В кабинете наступила гнетущая тишина. Кесарь, которому было нечего терять, вызывающе смотрел на гостя; Каменский хмурился и не спешил отвечать. Пауза затягивалась. В итоге Леонид Васильевич, понимая, что хоть что-то ответить надо, решил ответить вопросом на вопрос:
— А почему Вы думаете, что восстановление памяти Дроздову остановит войну? Откуда у Вас такая уверенность?
— Нет никакой уверенности, — признался кесарь. — Но мы хотя бы будем знать, что сделали всё возможное.

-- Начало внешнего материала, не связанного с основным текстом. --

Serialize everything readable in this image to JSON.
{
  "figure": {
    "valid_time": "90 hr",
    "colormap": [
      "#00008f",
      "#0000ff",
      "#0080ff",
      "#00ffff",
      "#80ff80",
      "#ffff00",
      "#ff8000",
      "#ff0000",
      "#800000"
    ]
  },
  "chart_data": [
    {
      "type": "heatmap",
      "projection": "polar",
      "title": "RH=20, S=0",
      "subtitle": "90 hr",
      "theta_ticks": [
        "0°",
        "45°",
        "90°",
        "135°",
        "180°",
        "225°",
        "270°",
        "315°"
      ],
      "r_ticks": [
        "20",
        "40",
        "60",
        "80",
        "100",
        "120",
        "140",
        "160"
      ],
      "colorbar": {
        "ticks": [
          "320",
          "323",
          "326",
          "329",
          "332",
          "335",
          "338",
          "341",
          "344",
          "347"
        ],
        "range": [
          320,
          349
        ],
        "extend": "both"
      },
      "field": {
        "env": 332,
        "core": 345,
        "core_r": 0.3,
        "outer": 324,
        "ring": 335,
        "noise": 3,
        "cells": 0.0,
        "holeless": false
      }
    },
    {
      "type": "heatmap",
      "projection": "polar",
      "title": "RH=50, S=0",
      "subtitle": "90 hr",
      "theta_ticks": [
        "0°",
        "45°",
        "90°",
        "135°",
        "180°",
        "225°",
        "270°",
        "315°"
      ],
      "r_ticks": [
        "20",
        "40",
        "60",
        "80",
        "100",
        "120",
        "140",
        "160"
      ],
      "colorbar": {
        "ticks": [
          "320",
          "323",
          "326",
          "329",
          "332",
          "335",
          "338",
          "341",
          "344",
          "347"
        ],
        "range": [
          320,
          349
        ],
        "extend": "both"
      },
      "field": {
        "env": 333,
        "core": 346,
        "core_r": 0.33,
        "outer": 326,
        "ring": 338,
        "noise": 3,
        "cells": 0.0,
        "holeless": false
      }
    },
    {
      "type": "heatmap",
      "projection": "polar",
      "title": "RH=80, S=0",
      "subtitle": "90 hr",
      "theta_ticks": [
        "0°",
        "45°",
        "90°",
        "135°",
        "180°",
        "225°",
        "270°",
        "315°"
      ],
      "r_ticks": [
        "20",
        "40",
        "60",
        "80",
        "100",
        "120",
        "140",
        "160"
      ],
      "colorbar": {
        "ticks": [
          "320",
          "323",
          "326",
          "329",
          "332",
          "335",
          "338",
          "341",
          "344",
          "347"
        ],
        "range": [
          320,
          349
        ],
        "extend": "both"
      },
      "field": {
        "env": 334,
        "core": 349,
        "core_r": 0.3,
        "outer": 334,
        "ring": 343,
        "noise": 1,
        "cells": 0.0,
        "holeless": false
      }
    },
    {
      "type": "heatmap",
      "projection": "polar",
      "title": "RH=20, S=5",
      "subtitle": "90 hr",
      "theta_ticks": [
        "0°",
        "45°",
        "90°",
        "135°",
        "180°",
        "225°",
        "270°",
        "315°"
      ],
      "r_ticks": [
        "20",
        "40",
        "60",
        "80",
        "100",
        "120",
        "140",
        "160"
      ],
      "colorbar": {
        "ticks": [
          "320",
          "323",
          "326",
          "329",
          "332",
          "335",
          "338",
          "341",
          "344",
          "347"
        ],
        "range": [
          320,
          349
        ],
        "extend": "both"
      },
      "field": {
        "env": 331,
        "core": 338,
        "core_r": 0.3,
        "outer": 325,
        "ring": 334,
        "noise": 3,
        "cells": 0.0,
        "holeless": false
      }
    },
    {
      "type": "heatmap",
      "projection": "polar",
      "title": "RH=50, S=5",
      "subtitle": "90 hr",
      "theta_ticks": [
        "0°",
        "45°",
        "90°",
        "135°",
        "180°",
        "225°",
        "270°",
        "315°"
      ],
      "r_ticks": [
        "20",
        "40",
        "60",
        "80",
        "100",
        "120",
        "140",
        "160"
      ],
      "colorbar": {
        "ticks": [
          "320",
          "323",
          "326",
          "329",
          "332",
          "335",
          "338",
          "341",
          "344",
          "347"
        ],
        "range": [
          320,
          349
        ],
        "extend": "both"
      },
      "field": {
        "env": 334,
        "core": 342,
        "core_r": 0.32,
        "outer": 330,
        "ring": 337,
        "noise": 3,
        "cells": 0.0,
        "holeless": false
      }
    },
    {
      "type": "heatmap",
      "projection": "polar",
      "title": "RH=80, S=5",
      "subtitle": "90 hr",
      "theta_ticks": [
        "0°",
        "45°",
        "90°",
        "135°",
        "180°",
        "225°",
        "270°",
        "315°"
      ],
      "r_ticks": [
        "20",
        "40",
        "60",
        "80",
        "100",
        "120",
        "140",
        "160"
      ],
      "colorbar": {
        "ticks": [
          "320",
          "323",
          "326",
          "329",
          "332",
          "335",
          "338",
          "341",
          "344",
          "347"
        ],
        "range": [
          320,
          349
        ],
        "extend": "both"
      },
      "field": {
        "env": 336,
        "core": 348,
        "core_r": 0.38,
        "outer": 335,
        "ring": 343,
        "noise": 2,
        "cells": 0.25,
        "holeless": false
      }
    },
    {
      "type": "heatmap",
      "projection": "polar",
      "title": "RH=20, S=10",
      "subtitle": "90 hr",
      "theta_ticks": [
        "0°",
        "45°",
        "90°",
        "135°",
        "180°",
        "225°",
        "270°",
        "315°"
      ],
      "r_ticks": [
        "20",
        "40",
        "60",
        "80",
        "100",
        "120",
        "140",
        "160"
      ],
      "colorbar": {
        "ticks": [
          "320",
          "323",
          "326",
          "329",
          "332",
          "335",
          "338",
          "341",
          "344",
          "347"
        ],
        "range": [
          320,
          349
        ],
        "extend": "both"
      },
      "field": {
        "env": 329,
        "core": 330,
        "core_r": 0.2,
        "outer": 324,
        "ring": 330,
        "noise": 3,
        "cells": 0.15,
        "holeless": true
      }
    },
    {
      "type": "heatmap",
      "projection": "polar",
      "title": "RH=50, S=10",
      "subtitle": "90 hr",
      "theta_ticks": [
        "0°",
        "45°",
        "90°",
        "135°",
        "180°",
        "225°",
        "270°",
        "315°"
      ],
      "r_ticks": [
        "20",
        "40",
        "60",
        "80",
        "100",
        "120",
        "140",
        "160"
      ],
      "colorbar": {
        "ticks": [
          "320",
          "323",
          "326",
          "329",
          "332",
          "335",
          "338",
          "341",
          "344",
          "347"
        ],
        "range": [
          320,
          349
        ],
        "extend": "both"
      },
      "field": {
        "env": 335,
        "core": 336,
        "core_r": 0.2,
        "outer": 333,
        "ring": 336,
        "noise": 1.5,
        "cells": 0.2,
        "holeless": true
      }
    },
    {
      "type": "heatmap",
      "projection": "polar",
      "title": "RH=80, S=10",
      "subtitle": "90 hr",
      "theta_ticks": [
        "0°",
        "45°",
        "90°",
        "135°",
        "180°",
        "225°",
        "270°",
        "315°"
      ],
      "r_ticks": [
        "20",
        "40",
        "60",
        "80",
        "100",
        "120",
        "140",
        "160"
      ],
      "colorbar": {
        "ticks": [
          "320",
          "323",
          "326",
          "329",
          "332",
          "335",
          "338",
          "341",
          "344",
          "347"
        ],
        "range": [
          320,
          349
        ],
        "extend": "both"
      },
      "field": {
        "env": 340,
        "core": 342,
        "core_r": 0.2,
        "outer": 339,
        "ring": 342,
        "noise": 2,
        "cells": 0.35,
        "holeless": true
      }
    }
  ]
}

— Хорошо, — тяжело вздохнув, произнёс Каменский. — Я верну память Дроздову, но при одном условии: Клим Георгиевич сам должен меня об этом попросить.
— Думаю, с этим проблем не будет.
— Я почувствую, если его обработали. Его желание вернуть память должно быть искренним. Иначе я ничего не буду делать.
«А это уже проблема Белозерской, сделать так, чтобы Дроздов искренне захотел вернуть память», — подумал кесарь и почему-то он был уверен, что княгиня с этой задачей справится.
Вслух же он произнёс:
— Благодарю Вас, Леонид Васильевич, это будет неоценимая помощь. Когда Вы сможете это сделать?
— Думаю, завтра или послезавтра. Где сейчас Дроздов?
— В имении княгини Белозерской.
— Пусть княгиня или её доверенные лица позвонят мне, и я скажу, когда привезти Дроздова ко мне домой.
— В Новгород?
— Да, я пока ещё не переехал в Санкт-Петербург.
— Мне кажется, было бы безопаснее Вам прибыть в имение Белозерской и там всё сделать. Мы всё организуем, при помощи пространственной магии это не отнимет у Вас много времени.